The NCAA should shelve the arguments against name, image, and likeness compensation and just embrace the many potential benefits. For one, schools could consider the California model a reasonable compromise, if not a victory, on player compensation, since the schools themselves won’t be on the hook for payments — those other third-party companies are making the deals.
And while a star quarterback for UCLA or USC may profit most under this name, image, and likeness law, female athletes — who are afforded far fewer opportunities to make substantial money in the pros — could cash in too. “College is the time when these women athletes have the spotlight on them,” says California State Senator Nancy Skinner, one of the co-sponsors of the law. She points to former UCLA gymnast Katelyn Ohashi, whose jubilant floor exercise routine went viral in January, attracting over 64 million YouTube views. “What other human on the planet wouldn’t have been able to monetize their 60 million Youtube followers?” says Skinner. “Only the student athlete.”

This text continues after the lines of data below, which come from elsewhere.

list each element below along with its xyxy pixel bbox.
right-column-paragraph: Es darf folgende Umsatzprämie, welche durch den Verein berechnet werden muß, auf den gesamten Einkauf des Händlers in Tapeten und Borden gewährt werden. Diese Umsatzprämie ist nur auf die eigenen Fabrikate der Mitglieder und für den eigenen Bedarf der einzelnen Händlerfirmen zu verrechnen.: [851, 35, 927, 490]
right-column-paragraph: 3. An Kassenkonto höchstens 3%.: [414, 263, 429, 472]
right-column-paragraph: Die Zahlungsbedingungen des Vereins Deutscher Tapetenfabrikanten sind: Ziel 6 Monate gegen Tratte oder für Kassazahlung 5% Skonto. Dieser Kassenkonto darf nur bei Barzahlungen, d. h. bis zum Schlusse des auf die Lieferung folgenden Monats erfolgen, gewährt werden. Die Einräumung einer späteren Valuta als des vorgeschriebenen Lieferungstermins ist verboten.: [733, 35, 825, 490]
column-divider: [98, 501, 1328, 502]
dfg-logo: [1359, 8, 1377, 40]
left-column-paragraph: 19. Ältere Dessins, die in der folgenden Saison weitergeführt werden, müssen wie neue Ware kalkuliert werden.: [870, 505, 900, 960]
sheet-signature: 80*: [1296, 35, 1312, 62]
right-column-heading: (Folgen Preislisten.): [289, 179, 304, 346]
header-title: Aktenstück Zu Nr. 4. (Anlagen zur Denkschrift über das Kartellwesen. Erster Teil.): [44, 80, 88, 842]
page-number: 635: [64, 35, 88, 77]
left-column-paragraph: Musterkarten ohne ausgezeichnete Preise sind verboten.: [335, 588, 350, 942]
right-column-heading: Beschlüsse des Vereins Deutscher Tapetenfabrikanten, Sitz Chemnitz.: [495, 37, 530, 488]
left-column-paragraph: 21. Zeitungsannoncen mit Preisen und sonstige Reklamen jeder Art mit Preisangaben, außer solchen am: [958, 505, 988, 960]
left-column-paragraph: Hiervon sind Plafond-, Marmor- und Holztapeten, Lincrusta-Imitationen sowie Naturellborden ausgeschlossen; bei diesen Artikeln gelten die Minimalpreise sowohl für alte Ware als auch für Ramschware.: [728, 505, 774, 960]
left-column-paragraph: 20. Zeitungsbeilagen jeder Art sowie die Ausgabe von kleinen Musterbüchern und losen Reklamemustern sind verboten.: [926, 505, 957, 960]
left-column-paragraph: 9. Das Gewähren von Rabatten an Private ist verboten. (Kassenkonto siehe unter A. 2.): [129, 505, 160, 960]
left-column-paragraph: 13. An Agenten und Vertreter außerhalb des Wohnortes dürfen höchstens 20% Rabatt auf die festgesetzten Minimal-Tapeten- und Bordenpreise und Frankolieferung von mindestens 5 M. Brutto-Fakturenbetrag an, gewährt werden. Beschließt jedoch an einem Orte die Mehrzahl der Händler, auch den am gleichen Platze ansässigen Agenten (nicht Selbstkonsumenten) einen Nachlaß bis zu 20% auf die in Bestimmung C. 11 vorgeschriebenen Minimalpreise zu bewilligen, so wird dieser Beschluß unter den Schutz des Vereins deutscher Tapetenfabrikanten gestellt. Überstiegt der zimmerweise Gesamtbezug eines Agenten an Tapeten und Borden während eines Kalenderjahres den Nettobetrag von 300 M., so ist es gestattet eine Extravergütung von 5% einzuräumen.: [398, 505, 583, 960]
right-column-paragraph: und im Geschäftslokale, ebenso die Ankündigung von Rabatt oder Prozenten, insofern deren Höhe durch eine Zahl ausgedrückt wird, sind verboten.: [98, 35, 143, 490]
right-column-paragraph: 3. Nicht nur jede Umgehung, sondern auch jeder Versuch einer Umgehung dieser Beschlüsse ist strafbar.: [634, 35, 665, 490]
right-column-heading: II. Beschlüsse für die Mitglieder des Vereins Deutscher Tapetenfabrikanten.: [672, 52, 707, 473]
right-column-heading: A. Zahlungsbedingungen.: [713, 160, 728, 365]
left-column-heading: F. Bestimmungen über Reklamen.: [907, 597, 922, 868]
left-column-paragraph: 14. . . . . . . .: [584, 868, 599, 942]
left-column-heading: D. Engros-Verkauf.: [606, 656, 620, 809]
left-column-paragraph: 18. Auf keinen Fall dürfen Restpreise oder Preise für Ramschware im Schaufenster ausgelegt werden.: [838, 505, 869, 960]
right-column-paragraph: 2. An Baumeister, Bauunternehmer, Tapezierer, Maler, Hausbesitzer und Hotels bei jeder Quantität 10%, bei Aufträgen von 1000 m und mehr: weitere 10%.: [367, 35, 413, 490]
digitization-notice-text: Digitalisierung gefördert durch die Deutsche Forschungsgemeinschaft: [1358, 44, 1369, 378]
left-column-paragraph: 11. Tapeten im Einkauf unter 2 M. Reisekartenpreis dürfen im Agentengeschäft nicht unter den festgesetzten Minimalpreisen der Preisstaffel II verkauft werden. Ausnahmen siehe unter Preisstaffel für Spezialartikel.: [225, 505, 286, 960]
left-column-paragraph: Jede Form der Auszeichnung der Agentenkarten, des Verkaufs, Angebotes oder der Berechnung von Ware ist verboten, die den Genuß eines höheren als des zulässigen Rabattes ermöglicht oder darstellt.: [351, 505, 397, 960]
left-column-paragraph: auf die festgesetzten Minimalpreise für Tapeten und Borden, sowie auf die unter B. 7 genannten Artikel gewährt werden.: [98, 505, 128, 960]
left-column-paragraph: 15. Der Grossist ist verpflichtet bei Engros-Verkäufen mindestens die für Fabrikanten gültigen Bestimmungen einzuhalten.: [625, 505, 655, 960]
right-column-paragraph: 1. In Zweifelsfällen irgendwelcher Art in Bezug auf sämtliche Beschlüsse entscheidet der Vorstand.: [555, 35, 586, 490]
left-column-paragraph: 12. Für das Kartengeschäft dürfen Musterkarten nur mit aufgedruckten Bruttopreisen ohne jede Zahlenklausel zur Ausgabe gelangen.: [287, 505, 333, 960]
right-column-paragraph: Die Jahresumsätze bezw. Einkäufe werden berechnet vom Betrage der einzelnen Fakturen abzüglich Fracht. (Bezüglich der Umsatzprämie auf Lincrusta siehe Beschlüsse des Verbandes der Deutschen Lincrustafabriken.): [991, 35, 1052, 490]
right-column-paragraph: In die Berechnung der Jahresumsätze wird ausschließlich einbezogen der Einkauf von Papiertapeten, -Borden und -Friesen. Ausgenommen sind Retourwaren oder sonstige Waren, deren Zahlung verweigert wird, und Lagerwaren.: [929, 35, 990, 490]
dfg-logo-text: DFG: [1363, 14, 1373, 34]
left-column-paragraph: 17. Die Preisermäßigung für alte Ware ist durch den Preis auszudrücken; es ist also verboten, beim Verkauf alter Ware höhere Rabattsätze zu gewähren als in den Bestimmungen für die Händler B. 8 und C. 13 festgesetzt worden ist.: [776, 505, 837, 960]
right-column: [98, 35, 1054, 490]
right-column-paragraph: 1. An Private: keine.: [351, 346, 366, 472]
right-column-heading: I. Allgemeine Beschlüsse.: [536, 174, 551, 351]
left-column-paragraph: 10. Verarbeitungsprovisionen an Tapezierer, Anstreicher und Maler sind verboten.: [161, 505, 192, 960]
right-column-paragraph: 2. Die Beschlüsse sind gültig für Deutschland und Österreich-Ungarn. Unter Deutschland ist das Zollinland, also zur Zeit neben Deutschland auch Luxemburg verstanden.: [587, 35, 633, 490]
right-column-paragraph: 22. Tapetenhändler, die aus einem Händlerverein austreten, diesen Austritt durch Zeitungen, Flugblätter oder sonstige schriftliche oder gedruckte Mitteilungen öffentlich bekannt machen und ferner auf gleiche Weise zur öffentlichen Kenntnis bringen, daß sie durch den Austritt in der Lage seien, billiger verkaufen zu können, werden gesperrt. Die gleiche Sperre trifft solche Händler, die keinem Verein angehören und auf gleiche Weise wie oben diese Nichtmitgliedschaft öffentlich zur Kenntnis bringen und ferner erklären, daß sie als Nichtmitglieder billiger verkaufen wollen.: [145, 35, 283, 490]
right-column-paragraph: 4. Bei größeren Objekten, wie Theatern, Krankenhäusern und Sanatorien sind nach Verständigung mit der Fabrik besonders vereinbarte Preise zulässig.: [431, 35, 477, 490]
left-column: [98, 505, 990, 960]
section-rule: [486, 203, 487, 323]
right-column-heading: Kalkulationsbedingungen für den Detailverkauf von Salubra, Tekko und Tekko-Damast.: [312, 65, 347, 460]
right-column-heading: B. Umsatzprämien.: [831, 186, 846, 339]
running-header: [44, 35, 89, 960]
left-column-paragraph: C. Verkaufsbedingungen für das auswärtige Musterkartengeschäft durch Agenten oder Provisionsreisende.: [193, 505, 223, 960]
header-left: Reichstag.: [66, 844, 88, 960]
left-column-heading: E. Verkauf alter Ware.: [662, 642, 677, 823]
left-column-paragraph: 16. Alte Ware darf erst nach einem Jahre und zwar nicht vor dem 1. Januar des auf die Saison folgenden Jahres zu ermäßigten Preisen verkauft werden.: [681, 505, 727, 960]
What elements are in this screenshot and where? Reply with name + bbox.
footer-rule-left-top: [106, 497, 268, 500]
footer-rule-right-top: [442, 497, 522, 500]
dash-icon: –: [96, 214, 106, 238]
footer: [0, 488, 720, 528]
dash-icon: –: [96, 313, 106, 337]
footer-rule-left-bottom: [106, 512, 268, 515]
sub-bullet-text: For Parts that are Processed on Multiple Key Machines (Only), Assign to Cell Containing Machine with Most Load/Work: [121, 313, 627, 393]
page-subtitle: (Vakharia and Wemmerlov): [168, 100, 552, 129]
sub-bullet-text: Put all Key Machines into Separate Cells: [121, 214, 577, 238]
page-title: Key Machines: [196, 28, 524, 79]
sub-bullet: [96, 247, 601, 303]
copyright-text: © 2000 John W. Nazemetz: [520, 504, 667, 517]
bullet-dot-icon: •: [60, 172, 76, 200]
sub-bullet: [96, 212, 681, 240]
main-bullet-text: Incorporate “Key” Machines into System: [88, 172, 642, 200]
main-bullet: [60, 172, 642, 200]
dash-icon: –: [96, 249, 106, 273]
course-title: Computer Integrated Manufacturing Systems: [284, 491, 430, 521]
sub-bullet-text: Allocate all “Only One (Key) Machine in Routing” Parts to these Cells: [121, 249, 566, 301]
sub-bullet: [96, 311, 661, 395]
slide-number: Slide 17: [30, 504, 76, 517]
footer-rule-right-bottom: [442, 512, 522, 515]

This law promotes fairness. Gainey, the Pennsylvania House member who signed on to co-sponsor that state’s Fair Pay To Play Act, says he’s seen too many constituents and friends return to Pittsburgh after playing college sports, with too little to show for it. He’s met too many African-American athletes from disadvantaged areas, he says, not quite good enough to make it to the NBA or NFL, who couldn’t financially benefit from their sports in college, when their athletic value was at its peak. He’s witnessed too many opportunities lost, never to return. “California gives us hope that there’s a level of justice we can get to,” says Gainey. “At the same time college athletes are helping schools make millions, let them help themselves. Let them make some money.”